TerreStar was launched at 17:52 GMT on July 1, 2009, during a two-hour launch window that opened at 16:13. The launch occurred towards the end of the window due to bad weather in the first hour, followed by two aborted countdowns for launch attempts scheduled at 17:12 and 17:34. The launch was conducted by Arianespace, and used an Ariane 5ECA carrier rocket, flying from ELA-3 at the Guiana Space Centre. After launch, the satellite separated from the carrier rocket into a geosynchronous transfer orbit. It subsequently raised itself into geostationary orbit by means of its onboard propulsion system. It is positioned at 111° West longitude, and is expected to operate for 15 years.
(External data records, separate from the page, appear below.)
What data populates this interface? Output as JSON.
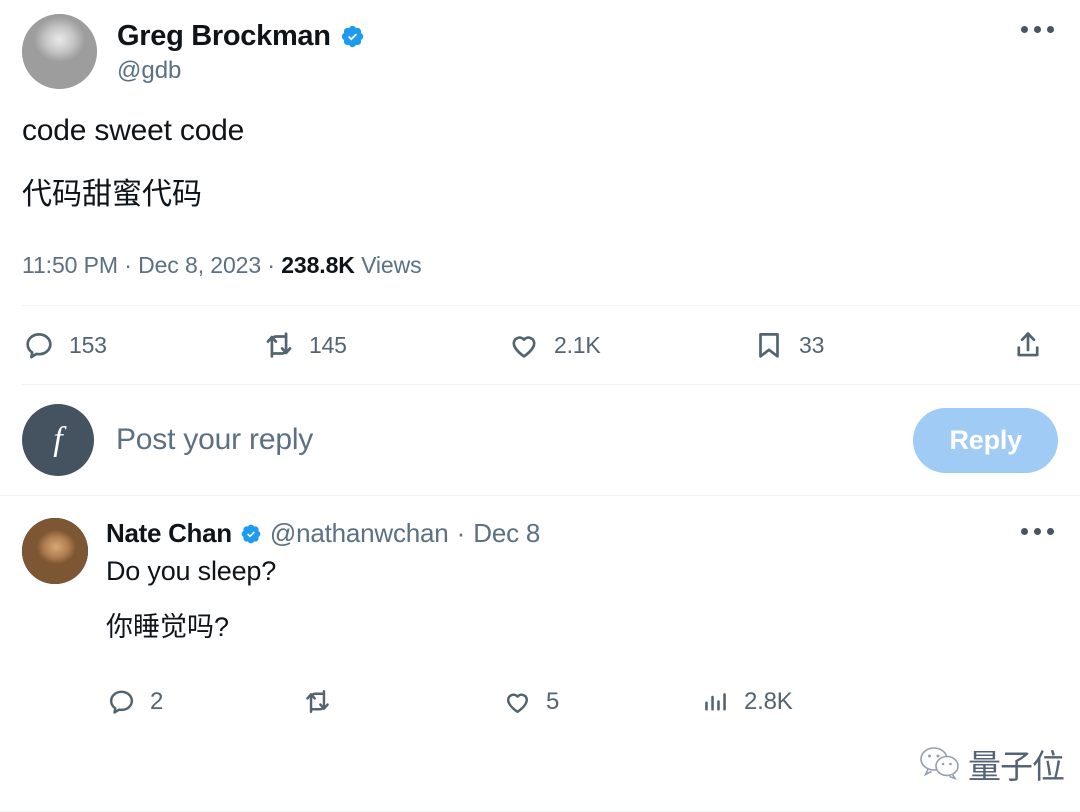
{
  "main_tweet": {
    "author_name": "Greg Brockman",
    "author_handle": "@gdb",
    "verified": true,
    "avatar": "greg-brockman-avatar",
    "text_en": "code sweet code",
    "text_zh": "代码甜蜜代码",
    "time": "11:50 PM",
    "date": "Dec 8, 2023",
    "views_count": "238.8K",
    "views_label": "Views",
    "meta_separator": "·",
    "more_icon": "more-options-icon",
    "actions": [
      {
        "icon": "reply-icon",
        "name": "reply",
        "count": "153"
      },
      {
        "icon": "retweet-icon",
        "name": "retweet",
        "count": "145"
      },
      {
        "icon": "like-icon",
        "name": "like",
        "count": "2.1K"
      },
      {
        "icon": "bookmark-icon",
        "name": "bookmark",
        "count": "33"
      },
      {
        "icon": "share-icon",
        "name": "share",
        "count": ""
      }
    ]
  },
  "composer": {
    "avatar": "user-avatar",
    "avatar_glyph": "f",
    "placeholder": "Post your reply",
    "button_label": "Reply",
    "button_color": "#9fcbf5",
    "button_text_color": "#ffffff"
  },
  "reply": {
    "author_name": "Nate Chan",
    "author_handle": "@nathanwchan",
    "verified": true,
    "avatar": "nate-chan-avatar",
    "separator": "·",
    "date": "Dec 8",
    "text_en": "Do you sleep?",
    "text_zh": "你睡觉吗?",
    "more_icon": "more-options-icon",
    "actions": [
      {
        "icon": "reply-icon",
        "name": "reply",
        "count": "2"
      },
      {
        "icon": "retweet-icon",
        "name": "retweet",
        "count": ""
      },
      {
        "icon": "like-icon",
        "name": "like",
        "count": "5"
      },
      {
        "icon": "analytics-icon",
        "name": "views",
        "count": "2.8K"
      }
    ]
  },
  "watermark": {
    "logo": "wechat-icon",
    "text": "量子位"
  },
  "colors": {
    "verified_blue": "#1d9bf0",
    "text_primary": "#0f1419",
    "text_secondary": "#5b7083",
    "icon": "#536471",
    "divider": "#eff3f4"
  }
}
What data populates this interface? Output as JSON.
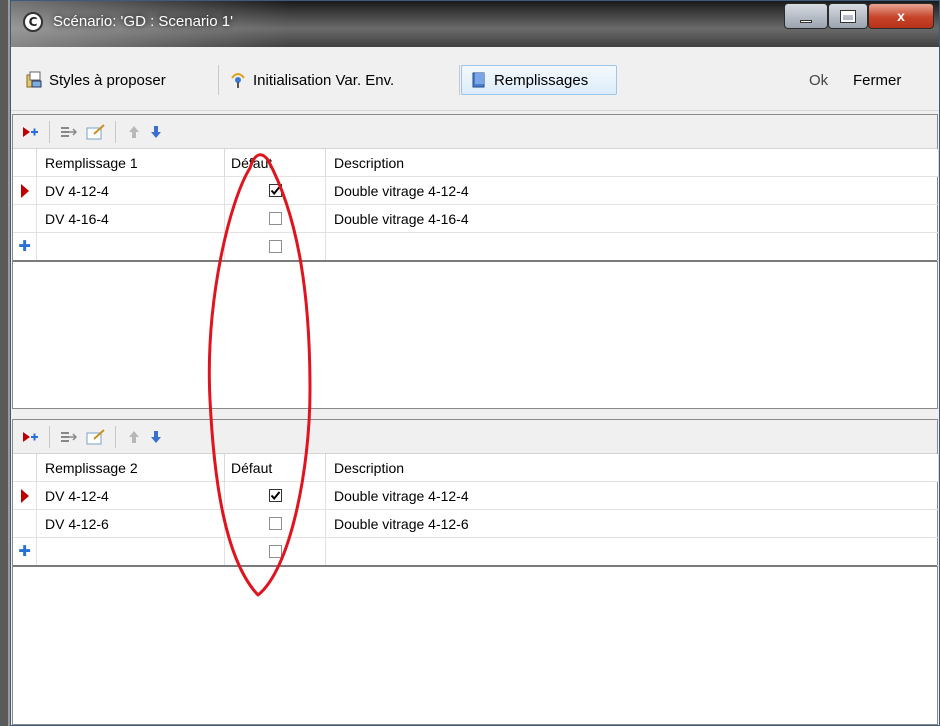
{
  "window": {
    "title": "Scénario: 'GD : Scenario 1'",
    "app_icon_glyph": "C",
    "controls": {
      "close_glyph": "x"
    }
  },
  "toolbar": {
    "styles_label": "Styles à proposer",
    "init_label": "Initialisation Var. Env.",
    "remplissages_label": "Remplissages",
    "ok_label": "Ok",
    "close_label": "Fermer"
  },
  "panels": [
    {
      "header": {
        "name": "Remplissage 1",
        "default": "Défaut",
        "description": "Description"
      },
      "rows": [
        {
          "name": "DV 4-12-4",
          "checked": true,
          "description": "Double vitrage 4-12-4",
          "current": true
        },
        {
          "name": "DV 4-16-4",
          "checked": false,
          "description": "Double vitrage 4-16-4",
          "current": false
        }
      ]
    },
    {
      "header": {
        "name": "Remplissage 2",
        "default": "Défaut",
        "description": "Description"
      },
      "rows": [
        {
          "name": "DV 4-12-4",
          "checked": true,
          "description": "Double vitrage 4-12-4",
          "current": true
        },
        {
          "name": "DV 4-12-6",
          "checked": false,
          "description": "Double vitrage 4-12-6",
          "current": false
        }
      ]
    }
  ],
  "icons": [
    "app-icon",
    "styles-icon",
    "init-icon",
    "remplissages-icon",
    "add-row-icon",
    "insert-icon",
    "edit-icon",
    "move-up-icon",
    "move-down-icon",
    "current-row-indicator-icon",
    "new-row-plus-icon",
    "check-icon"
  ],
  "colors": {
    "annotation_ellipse": "#e0141e",
    "active_tab": "#dcecf9",
    "row_indicator": "#c00000",
    "plus": "#2a6fd6"
  }
}
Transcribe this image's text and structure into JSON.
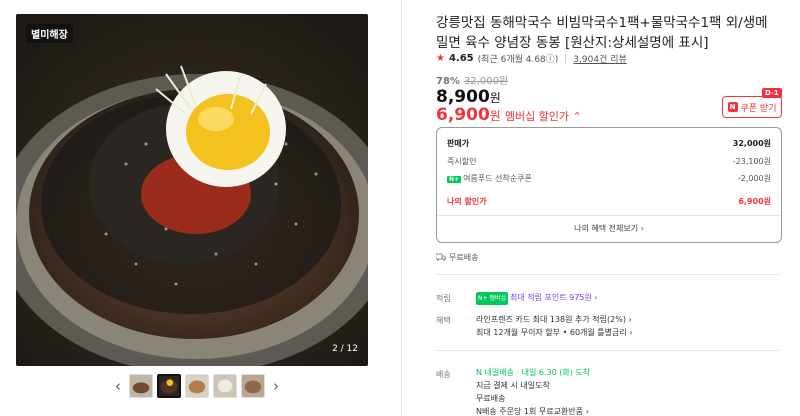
{
  "gallery": {
    "badge": "별미해장",
    "counter": "2 / 12",
    "prev_arrow": "‹",
    "next_arrow": "›"
  },
  "product": {
    "title": "강릉맛집 동해막국수 비빔막국수1팩+물막국수1팩 외/생메밀면 육수 양념장 동봉 [원산지:상세설명에 표시]",
    "rating": "4.65",
    "rating_detail": "(최근 6개월 4.68ⓘ)",
    "reviews": "3,904건 리뷰",
    "discount_pct": "78%",
    "original_price": "32,000원",
    "price": "8,900",
    "price_unit": "원",
    "member_price": "6,900",
    "member_unit": "원",
    "member_label": "멤버십 할인가 ⌃"
  },
  "coupon": {
    "dday": "D-1",
    "icon": "N",
    "label": "쿠폰 받기"
  },
  "breakdown": {
    "sale_label": "판매가",
    "sale_value": "32,000원",
    "instant_label": "즉시할인",
    "instant_value": "-23,100원",
    "summer_badge": "N+",
    "summer_label": "여름푸드 선착순쿠폰",
    "summer_value": "-2,000원",
    "my_label": "나의 할인가",
    "my_value": "6,900원",
    "all_benefits": "나의 혜택 전체보기 ›"
  },
  "shipping_free": "무료배송",
  "accumulate": {
    "label": "적립",
    "badge": "N+ 멤버십",
    "text": "최대 적립 포인트 975원 ›"
  },
  "benefit": {
    "label": "혜택",
    "line1": "라인프렌즈 카드 최대 138원 추가 적립(2%) ›",
    "line2": "최대 12개월 무이자 할부 • 60개월 틀별금리 ›"
  },
  "delivery": {
    "label": "배송",
    "badge": "N 내일배송",
    "line1": "· 내일 6.30 (화) 도착",
    "line2": "지금 결제 시 내일도착",
    "line3": "무료배송",
    "line4": "N배송 주문당 1회 무료교환반품 ›"
  },
  "colors": {
    "accent_red": "#f0333d",
    "naver_green": "#03c75a",
    "purple": "#7b3ff2"
  }
}
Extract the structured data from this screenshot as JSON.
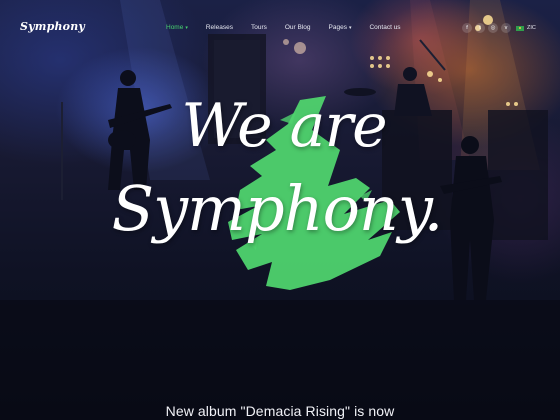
{
  "logo": "Symphony",
  "nav": {
    "items": [
      {
        "label": "Home",
        "has_dropdown": true,
        "active": true
      },
      {
        "label": "Releases",
        "has_dropdown": false,
        "active": false
      },
      {
        "label": "Tours",
        "has_dropdown": false,
        "active": false
      },
      {
        "label": "Our Blog",
        "has_dropdown": false,
        "active": false
      },
      {
        "label": "Pages",
        "has_dropdown": true,
        "active": false
      },
      {
        "label": "Contact us",
        "has_dropdown": false,
        "active": false
      }
    ],
    "active_color": "#47d16f",
    "caret": "▾"
  },
  "social": {
    "icons": [
      {
        "name": "facebook",
        "glyph": "f"
      },
      {
        "name": "twitter",
        "glyph": "t"
      },
      {
        "name": "instagram",
        "glyph": "◎"
      },
      {
        "name": "vimeo",
        "glyph": "v"
      }
    ],
    "language": "ZIC"
  },
  "hero": {
    "line1": "We are",
    "line2": "Symphony.",
    "brush_color": "#4fd36e",
    "tagline": "New album \"Demacia Rising\" is now"
  }
}
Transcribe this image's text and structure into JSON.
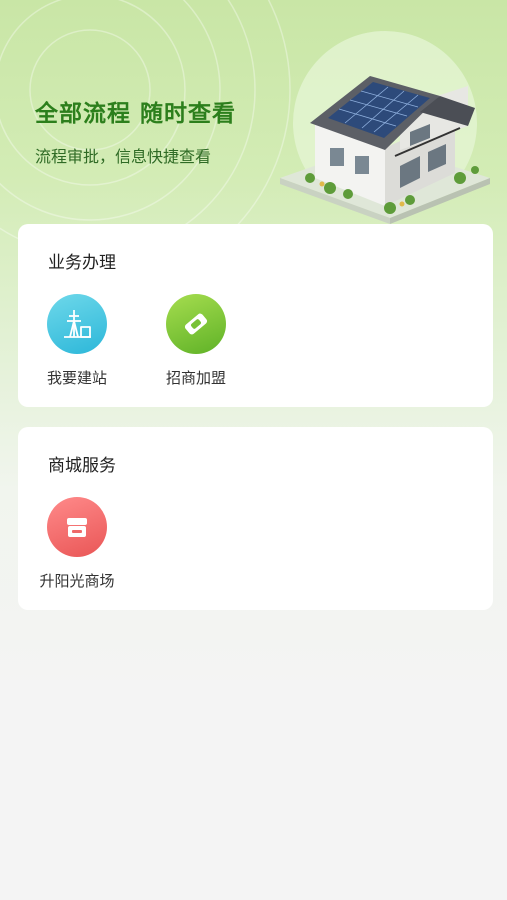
{
  "hero": {
    "title": "全部流程  随时查看",
    "subtitle": "流程审批，信息快捷查看",
    "image_icon": "solar-house-illustration"
  },
  "business": {
    "title": "业务办理",
    "items": [
      {
        "label": "我要建站",
        "icon": "power-tower-icon",
        "color": "#2cb7d9"
      },
      {
        "label": "招商加盟",
        "icon": "handshake-icon",
        "color": "#5fb227"
      }
    ]
  },
  "mall": {
    "title": "商城服务",
    "items": [
      {
        "label": "升阳光商场",
        "icon": "store-icon",
        "color": "#e95656"
      }
    ]
  },
  "colors": {
    "accent_green": "#2c7f1c",
    "background": "#f4f4f4",
    "card": "#ffffff"
  }
}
A second satellite, TerreStar-2 (now EchoStar XXI), was launched on 2017, positioned at 10E, and owned by Echostar.

Following TerreStar's filing for Chapter 11 bankruptcy, a movement formed by the NGO A Human Right to purchase TerreStar-1 and to use it to provide free basic Internet access to developing countries. The team was looking for US$150,000 in donations to put the first phase of their plan into action.

However, Dish Network outbid others in the bankruptcy-court auction, acquiring TerreStar-1 for $1.375 billion. With this acquisition, Dish Network sought to utilize the satellite's wireless spectrum to offer its own wireless broadband service, and asked the Federal Communications Commission to let the company use the wireless spectrum of TerreStar to offer its own wireless broadband service on August 22, 2011.